In reality however, many of the slimline cigarettes currently on general sale are loaded with more tar, toxins and chemicals than larger alternatives.
The data collected shows how younger teenage smokers see slimline cigarettes as generally “nicer” and more “classy” than traditional cigarettes, pointing out their all-white appearance and elegant shape as points of attraction. Larger cigarettes with traditional brown filters by contrast were by the teens taking part called everything from “old fashioned” to “disgusting”.
“Our research confirms previous studies that both the pack and the product are powerful marketing tools in the hands of the tobacco industry which it is using to recruit a new generation of smokers. It’s time policy makers moved to standardise both,” said Cancer Research UK representative Professor Gerard Hastings following the study.
“This important study reveals for the first time that adolescents associate slim and decorative cigarettes with glamor and coolness, rating them as a cleaner, milder and safer smoke,” added Allison Ford, the study’s co-author based at the University of Stirling.

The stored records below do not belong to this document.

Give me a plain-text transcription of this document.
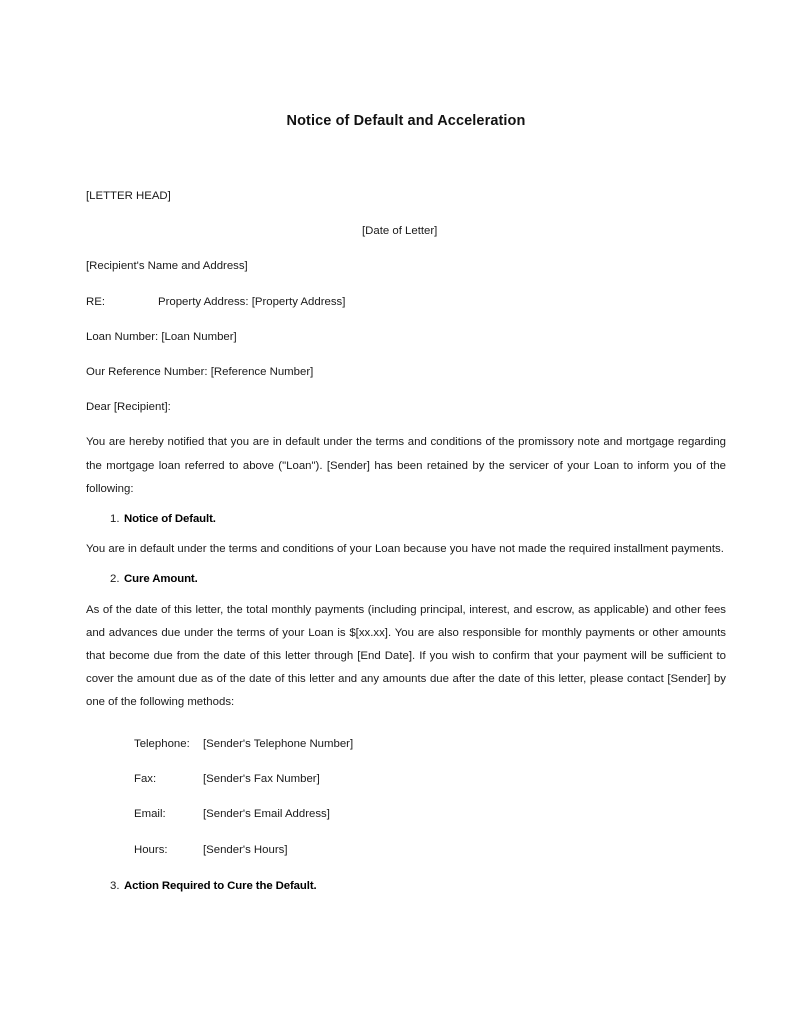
Notice of Default and Acceleration
[LETTER HEAD]
[Date of Letter]
[Recipient's Name and Address]
RE:	Property Address: [Property Address]
Loan Number: [Loan Number]
Our Reference Number: [Reference Number]
Dear [Recipient]:
You are hereby notified that you are in default under the terms and conditions of the promissory note and mortgage regarding the mortgage loan referred to above ("Loan"). [Sender] has been retained by the servicer of your Loan to inform you of the following:
1. Notice of Default.
You are in default under the terms and conditions of your Loan because you have not made the required installment payments.
2. Cure Amount.
As of the date of this letter, the total monthly payments (including principal, interest, and escrow, as applicable) and other fees and advances due under the terms of your Loan is $[xx.xx]. You are also responsible for monthly payments or other amounts that become due from the date of this letter through [End Date]. If you wish to confirm that your payment will be sufficient to cover the amount due as of the date of this letter and any amounts due after the date of this letter, please contact [Sender] by one of the following methods:
Telephone:	[Sender's Telephone Number]
Fax:	[Sender's Fax Number]
Email:	[Sender's Email Address]
Hours:	[Sender's Hours]
3. Action Required to Cure the Default.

“It is incredibly worrying to hear that adolescents believe that a stylishly designed cigarette gives a softer option.”
The UK’s leading Cancer Research charity is a strong advocate for standardised appearance of tobacco products which they believe would make smoking a far less attractive habit in the eyes of young teenagers and children.
“The slimmer diameters of these cigarettes communicated weaker tasting and less harmful-looking cigarettes. This was closely linked to appeal as thinness implied a more pleasant and palatable smoke for young smokers,” read an extract from the study’s resulting paper.
“This exploratory study provides some support that standardising cigarette appearance could reduce the appeal of cigarettes in adolescents and reduce the opportunity for stick design to mislead young smokers in terms of harm.”
The UK government is expected to look into the charity’s packaging standardisation proposals over the coming weeks.